Helena turned and fled from the room in agony at the harrowing scene, and the Consul-General, unable to bear the sight of it, rose and walked to the window, his face broken up with pain as no one had ever seen it before.

Then the General, who had been worked up to a towering rage by his own words and acts, lost himself utterly, and saying—

"You are unfit to wear the decorations of an English soldier. Take them off, take them off!" he laid hold of Gordon's medals—the Distinguished Service Order, the South African Medal with its four clasps, the British Soudan Medal, the Medjidieh, and the Khedive's star—and tore them from his tunic, ripping pieces of the cloth away with them, and threw them on the ground.

Then in a voice like the scream of a wild bird, he cried—

"Now go!

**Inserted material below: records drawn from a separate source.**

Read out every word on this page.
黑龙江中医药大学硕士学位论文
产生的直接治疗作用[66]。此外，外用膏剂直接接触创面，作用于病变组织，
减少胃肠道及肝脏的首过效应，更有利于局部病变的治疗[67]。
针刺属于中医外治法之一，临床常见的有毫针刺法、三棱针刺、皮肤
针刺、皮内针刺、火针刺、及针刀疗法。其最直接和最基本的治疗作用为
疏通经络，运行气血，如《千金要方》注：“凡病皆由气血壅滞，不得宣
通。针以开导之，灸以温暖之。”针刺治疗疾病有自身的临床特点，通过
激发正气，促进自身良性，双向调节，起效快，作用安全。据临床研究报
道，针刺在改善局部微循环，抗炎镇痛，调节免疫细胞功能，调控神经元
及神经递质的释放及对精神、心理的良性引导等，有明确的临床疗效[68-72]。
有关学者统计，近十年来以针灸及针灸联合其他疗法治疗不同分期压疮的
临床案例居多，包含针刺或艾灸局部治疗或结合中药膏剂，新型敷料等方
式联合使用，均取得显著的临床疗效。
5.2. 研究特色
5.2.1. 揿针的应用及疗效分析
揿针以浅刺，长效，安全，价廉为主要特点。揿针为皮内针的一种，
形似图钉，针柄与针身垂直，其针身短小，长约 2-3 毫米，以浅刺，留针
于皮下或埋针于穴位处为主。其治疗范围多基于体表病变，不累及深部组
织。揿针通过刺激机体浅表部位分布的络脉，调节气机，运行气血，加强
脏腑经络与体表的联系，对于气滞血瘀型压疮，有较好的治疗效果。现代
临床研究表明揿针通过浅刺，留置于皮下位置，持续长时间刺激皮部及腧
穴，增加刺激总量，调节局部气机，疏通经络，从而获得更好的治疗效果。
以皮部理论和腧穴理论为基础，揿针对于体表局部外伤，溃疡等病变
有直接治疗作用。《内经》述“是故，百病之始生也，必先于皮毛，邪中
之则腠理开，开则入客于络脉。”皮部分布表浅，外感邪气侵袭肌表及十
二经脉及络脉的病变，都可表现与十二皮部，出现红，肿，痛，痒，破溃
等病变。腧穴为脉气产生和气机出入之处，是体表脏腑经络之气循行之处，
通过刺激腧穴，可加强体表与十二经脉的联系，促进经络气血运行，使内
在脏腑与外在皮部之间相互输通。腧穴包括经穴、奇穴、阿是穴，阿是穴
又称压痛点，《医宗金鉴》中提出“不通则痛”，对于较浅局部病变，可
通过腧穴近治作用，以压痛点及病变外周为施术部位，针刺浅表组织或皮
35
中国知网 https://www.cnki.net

Go back to your quarters and consider yourself under arrest. Or take my advice and be off altogether. Quit the army you have dishonoured and the friends you have disgraced and hide your infamous conduct in some foreign land. Leave the room at once!"

Gordon had stood through this gross indignity bolt upright and without speaking. His face had become deadly white and his colourless lower lip had trembled. At the end, while the old General was taking gusts of breath, he tried to say something, but his tongue refused to speak. At length he staggered rather than walked to the door, and with his hand on the handle he turned and said quietly, but in a voice which his father never forgot—

"General, the time may come when it will be even more painful to you to remember all this than it has been to me to bear it."

Then he stumbled out of the room.

CHAPTER XXIV

Out in the hall he had an impulse to turn towards Helena's room on the right, but through his half-blind eyes he saw Helena herself on the left, standing by the open entrance to the garden, with her handkerchief at her mouth.